Dunia Yang Bernyanyi
Di sebuah senja yang menggantung redup di ufuk abad ke-8, ketika dunia masih dipenuhi bisikan mantra dan bayangan makhluk tak kasatmata, sekelompok remaja dari desa pinggiran dilanda kebosanan yang menyesakkan. Mereka hidup di zaman ketika sihir bukan sekadar cerita, melainkan napas yang mengalir di antara hutan-hutan purba dan reruntuhan batu kuno. Demi mengusir jenuh, mereka memutuskan menyusuri jalan setapak yang belum pernah disentuh kaki mereka, jalan yang konon dihindari para tetua karena dianggap "terlupakan oleh cahaya".

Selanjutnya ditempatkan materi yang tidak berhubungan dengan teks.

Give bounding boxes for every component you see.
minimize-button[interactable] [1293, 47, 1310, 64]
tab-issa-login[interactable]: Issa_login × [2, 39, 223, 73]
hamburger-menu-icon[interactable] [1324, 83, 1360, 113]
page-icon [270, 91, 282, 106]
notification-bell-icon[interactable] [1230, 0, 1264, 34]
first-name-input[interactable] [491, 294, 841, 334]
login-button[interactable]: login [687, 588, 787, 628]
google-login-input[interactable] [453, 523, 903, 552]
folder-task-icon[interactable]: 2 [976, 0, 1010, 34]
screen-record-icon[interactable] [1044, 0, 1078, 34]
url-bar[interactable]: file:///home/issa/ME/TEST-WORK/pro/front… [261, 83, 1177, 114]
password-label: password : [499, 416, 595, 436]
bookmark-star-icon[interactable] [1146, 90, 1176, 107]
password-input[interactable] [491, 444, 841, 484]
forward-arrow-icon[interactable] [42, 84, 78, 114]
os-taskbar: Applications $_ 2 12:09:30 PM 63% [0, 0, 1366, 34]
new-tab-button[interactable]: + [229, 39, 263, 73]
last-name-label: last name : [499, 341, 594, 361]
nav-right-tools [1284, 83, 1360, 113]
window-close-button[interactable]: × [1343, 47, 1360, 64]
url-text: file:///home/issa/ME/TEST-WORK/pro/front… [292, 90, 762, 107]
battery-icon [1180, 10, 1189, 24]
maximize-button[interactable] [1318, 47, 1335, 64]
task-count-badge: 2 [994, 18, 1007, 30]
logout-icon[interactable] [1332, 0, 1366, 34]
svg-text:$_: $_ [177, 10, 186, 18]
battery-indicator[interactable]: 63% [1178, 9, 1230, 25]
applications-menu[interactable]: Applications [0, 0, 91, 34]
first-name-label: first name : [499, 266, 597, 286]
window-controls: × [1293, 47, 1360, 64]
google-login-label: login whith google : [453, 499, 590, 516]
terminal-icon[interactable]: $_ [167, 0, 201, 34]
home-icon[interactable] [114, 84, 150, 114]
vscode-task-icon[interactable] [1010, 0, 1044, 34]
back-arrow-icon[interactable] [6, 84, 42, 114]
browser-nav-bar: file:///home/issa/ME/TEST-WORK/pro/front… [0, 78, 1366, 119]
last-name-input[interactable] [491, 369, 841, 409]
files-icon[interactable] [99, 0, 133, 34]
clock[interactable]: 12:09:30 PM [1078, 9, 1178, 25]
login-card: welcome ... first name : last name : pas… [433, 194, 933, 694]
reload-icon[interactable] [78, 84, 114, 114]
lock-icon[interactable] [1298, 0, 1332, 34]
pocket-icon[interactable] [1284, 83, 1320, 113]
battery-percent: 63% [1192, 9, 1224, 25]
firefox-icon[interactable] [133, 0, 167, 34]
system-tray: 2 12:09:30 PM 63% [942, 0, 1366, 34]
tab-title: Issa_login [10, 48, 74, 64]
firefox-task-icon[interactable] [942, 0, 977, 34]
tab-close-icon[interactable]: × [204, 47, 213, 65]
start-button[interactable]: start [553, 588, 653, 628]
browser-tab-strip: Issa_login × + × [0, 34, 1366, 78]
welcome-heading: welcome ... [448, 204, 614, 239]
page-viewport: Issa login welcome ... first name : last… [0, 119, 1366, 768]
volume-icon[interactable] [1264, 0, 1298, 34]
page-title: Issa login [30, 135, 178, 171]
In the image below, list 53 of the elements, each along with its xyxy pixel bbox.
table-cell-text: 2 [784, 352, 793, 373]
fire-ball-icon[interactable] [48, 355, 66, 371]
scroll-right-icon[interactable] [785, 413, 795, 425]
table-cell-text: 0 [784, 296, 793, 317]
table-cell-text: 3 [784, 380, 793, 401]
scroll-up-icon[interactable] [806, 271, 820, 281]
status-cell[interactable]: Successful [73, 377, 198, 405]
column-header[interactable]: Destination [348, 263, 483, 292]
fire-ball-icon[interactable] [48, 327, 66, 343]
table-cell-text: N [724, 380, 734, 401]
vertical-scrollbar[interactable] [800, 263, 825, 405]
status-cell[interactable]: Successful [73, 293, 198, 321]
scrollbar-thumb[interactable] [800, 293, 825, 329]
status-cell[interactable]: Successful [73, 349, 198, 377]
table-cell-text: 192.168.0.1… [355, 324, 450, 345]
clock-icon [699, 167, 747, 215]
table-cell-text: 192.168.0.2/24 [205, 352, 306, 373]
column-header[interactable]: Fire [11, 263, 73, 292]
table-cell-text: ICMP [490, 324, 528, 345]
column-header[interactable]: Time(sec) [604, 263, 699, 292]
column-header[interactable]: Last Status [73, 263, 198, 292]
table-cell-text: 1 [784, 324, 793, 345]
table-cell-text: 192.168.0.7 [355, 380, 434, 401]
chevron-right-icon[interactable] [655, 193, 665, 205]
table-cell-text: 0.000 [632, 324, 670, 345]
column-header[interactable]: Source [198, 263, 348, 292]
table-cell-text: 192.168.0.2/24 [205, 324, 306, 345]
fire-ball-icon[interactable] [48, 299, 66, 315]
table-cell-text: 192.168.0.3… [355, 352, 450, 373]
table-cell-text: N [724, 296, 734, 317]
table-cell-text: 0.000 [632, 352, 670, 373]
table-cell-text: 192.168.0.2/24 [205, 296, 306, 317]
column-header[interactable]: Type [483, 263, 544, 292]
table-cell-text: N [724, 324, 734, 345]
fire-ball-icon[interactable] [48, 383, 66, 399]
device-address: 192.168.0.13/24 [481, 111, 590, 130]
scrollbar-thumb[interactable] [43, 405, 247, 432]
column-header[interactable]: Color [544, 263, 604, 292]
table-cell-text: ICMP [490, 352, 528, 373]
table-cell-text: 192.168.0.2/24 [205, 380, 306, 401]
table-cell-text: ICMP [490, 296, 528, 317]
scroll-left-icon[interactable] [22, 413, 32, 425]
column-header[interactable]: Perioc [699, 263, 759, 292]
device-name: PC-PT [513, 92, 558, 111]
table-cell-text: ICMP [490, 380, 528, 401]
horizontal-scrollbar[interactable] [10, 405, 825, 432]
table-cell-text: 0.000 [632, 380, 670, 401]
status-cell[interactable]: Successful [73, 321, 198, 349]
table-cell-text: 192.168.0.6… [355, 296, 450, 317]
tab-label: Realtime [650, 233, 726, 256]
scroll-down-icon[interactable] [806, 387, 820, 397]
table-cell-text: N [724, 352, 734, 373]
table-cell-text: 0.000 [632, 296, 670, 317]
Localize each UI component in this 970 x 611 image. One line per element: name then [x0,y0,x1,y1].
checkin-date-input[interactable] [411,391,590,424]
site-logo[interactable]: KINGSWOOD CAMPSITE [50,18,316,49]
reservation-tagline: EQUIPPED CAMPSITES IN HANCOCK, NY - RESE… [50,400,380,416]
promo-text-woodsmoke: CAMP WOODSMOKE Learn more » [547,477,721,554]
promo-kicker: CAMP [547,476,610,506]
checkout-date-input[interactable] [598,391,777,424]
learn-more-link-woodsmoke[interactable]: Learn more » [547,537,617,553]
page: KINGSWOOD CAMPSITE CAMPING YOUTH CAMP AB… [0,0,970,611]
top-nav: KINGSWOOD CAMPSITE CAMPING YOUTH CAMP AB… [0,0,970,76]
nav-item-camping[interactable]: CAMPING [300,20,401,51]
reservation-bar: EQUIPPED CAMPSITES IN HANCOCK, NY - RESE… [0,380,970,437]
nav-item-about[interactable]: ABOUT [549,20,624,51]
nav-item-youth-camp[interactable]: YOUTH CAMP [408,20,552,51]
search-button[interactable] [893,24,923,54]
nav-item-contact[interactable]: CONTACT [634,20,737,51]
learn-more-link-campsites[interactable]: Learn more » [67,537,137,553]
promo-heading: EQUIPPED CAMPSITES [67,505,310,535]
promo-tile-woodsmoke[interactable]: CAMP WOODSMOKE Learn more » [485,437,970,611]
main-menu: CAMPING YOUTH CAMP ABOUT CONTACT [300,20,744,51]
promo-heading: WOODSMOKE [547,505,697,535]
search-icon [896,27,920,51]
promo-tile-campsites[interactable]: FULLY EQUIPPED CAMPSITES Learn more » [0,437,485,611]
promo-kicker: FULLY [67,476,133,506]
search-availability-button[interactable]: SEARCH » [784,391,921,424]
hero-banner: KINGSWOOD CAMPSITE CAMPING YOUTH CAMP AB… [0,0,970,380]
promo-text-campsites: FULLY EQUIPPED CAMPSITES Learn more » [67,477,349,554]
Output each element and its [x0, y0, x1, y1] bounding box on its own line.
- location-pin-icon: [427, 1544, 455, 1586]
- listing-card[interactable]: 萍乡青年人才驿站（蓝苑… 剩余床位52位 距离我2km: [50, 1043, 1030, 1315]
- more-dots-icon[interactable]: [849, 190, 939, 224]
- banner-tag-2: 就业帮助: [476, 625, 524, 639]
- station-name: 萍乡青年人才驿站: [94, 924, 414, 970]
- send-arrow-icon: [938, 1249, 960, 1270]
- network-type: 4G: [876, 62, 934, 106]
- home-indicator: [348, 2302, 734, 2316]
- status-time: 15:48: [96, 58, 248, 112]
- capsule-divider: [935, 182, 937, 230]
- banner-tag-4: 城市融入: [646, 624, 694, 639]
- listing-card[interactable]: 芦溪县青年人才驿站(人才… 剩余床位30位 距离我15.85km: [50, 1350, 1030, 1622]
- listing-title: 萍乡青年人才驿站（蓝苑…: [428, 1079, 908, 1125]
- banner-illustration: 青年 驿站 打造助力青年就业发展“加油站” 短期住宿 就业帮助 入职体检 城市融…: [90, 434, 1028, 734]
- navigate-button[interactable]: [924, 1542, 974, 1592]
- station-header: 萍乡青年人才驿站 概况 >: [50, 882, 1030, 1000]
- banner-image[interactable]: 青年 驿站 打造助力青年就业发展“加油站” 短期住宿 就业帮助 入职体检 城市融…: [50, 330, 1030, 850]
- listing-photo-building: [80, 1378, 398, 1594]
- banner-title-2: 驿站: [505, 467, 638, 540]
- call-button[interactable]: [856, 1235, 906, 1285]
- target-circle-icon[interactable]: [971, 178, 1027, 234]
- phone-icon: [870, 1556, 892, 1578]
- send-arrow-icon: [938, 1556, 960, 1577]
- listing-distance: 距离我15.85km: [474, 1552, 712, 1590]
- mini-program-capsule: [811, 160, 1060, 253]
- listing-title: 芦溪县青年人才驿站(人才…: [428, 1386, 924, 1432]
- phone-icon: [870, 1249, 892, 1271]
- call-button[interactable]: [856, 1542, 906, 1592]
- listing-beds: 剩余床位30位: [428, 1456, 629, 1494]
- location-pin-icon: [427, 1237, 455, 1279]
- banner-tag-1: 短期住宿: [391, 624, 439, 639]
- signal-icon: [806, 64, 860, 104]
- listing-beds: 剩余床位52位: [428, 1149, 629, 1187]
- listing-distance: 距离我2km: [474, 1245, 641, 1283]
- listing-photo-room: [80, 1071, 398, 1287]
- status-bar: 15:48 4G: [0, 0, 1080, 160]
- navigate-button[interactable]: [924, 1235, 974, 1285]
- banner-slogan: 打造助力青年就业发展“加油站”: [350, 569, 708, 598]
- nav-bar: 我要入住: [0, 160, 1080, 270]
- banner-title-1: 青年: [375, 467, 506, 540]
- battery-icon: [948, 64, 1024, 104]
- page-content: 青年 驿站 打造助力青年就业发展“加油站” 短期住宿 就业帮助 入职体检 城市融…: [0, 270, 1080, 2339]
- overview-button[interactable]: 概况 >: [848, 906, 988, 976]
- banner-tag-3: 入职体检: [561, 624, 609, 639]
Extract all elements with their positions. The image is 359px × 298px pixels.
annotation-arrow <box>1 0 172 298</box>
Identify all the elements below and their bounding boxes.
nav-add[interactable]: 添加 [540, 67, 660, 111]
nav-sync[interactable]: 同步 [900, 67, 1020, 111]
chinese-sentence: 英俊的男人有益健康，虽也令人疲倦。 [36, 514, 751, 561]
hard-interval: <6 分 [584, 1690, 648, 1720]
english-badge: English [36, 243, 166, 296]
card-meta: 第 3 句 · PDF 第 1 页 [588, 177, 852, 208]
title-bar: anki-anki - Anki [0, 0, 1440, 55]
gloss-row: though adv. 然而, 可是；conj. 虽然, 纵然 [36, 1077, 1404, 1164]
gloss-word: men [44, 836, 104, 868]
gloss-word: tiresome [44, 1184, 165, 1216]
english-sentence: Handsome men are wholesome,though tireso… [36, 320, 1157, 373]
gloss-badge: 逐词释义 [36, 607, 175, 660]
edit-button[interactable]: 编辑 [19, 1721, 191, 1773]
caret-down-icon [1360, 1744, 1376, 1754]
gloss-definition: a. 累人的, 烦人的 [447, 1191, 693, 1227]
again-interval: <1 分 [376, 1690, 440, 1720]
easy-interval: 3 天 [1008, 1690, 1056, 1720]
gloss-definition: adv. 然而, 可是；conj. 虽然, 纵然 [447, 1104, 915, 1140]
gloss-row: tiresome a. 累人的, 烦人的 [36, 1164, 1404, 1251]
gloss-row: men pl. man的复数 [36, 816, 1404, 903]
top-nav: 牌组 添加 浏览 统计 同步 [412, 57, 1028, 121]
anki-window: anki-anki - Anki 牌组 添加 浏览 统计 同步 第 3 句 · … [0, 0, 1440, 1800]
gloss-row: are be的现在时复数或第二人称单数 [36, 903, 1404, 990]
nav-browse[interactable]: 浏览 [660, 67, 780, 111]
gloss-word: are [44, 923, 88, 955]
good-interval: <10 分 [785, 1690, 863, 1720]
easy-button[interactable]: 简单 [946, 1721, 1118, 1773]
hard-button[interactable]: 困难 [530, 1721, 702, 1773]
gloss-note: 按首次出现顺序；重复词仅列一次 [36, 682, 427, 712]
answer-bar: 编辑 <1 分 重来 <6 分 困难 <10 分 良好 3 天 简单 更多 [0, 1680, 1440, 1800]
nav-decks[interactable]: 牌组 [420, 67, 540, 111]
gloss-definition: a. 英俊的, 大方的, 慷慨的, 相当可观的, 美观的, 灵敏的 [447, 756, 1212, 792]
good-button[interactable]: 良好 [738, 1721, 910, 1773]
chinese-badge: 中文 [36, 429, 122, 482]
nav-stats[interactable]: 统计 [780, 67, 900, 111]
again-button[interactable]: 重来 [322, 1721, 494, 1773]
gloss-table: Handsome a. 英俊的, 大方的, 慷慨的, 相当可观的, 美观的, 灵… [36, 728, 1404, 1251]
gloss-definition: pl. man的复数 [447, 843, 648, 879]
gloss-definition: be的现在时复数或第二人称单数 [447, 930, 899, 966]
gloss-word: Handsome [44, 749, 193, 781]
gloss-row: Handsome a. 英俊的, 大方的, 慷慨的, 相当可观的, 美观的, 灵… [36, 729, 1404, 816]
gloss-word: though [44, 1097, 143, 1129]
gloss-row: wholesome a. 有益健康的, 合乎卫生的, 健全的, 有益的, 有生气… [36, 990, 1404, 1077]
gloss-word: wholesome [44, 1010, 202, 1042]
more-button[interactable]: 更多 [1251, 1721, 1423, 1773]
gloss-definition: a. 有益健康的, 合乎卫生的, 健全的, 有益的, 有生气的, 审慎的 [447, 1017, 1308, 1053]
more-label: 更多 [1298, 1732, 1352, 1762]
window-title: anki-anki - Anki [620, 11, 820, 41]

Langkah demi langkah membawa mereka semakin jauh dari dunia yang mereka kenal, hingga akhirnya mereka berdiri di hadapan sebuah rumah tua yang nyaris runtuh. Dindingnya diselimuti lumut hitam, jendelanya gelap seperti mata yang kehilangan jiwa, dan udara di sekitarnya terasa dingin, seakan waktu sendiri enggan menyentuh tempat itu. Tak ada tanda kehidupan, hanya keheningan yang terlalu dalam untuk terasa wajar.
Rasa penasaran, yang dalam dunia sihir seringkali lebih berbahaya daripada pedang, mengalahkan naluri mereka. Tanpa memahami tanda-tanda kuno yang terukir samar di ambang pintu, mereka melangkah masuk.
Sekejap saja, dunia berubah.
Lantai kayu berderit seperti merintih, dan udara dipenuhi aroma dupa terbakar serta darah yang telah lama mengering. Saat mereka menoleh ke belakang, pintu yang mereka lewati telah lenyap, digantikan oleh dinding batu yang dingin. Mereka bukan lagi di masa mereka sendiri.
Rumah itu ternyata bukan sekadar bangunan tua, melainkan gerbang terkutuk yang mengikat jiwa-jiwa pada masa lalu yang kelam. Mereka kini terperangkap di era di mana sihir hitam merajalela, di mana pengkhianatan dan ritual terlarang meninggalkan luka pada waktu itu sendiri. Bayangan-bayangan bergerak tanpa tubuh, bisikan terdengar tanpa sumber, dan mata-mata tak kasat mengawasi setiap langkah mereka.